I had been in the same room with him a couple of times, and I’d seen him play a lot, but I actually met him when he was in the audience — part of a very small audience — when I was playing a place that we both played called the Old Quarter in downtown Houston. It was 1972 sometime.

Is there any truth to the story that he heckled you from stage before you’d ever been introduced?

Oh yeah, absolutely, absolutely. That’s exactly what happened. He was very respectful while I was singing, but he was trying to get me to play the “Wabash Cannonball”, which I didn’t know. And finally I had to admit it. But, then I played one of his songs and he shut up.

He was 11 years older than me or something like that … You know, I hung out with a lot of people that were older than me just because, well, I don’t know. That’s just the way it was. My uncle who was five years older than me gave me my first guitar and I kind of hung out with him, and learned to play from him … And then, you know, I was the youngest guy hanging around this coffee house where I first heard about Townes, and I was the youngest guy in the group of people that, you know, was basically a cult that existed in Texas with Townes at the centre.

There’s a real wisdom to your early material and it seems amazing that it came from someone that age, but, you’ve got to wonder that if you’re hanging around with these guys, some of their age and experience is going to rub off on you.

Well some of it. Some of it is real age and experience and you’re able to emulate it when you’re that close, true. And, yeah, I did plenty of that. I think everybody, when they’re learning, does.

You’re famously on record for saying that Townes is the greatest songwriter of all time.

That’s not exactly what I said.
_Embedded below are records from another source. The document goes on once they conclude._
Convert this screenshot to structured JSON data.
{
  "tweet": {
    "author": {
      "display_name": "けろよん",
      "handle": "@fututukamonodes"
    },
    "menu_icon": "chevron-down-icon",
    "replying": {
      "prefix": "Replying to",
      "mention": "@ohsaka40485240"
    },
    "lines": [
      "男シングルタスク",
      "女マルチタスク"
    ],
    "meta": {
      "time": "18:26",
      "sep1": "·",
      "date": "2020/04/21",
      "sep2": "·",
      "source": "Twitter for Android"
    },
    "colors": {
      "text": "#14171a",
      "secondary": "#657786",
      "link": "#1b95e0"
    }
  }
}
It wasn’t a quote pulled from an interview, it was a blurb. I was asked for a blurb for a sticker for a record that Townes was putting out. And what I said was Townes Van Zandt was the best songwriter in the world, and I’d stand on Bob Dylan’s coffee table in my cowboy boots and say that. That’s exactly what the quote was. I know, because I, you know, I made it up, and (laughing) that’s how I can remember it verbatim.

I mean: do I think Townes was a better songwriter than Bob Dylan? No. But: do I think he deserves to be mentioned in the same breath? Yes. And I think Bob Dylan believes that, too.

No argument here. You place pretty high on people’s lists yourself, especially for fans of the Americana scene, or whatever you want to call it. Can you talk about Townes’ influence on your writing?

I learned to do it from him and Guy Clark, you know, almost directly. I mean, there were other people around, but, they both took an active interest in me, and I (along with everyone else I knew) worshipped them, and especially Townes. I guess he was… It’s always shown in what I do. On this record I kinda got back in touch with how much, you know, I am Townes in some things that I do. The way I play guitar comes from Townes, and from Guy, and John Prine to some extent. […] A lot of what I do has to do with, you know, Bob Dylan and the Beatles and the Rolling Stones, but the people who are sitting across the room from you are a much more powerful thing. You can see what they’re doing, and you can see where their hands are on the guitar. So that’s huge, and I was really lucky. And, all of us, including Guy and Townes, you know, we can all say that what we have in common is that we saw Lightnin’ Hopkins and Mance Lipscombe in the same room. At the same time. On more than one occasion.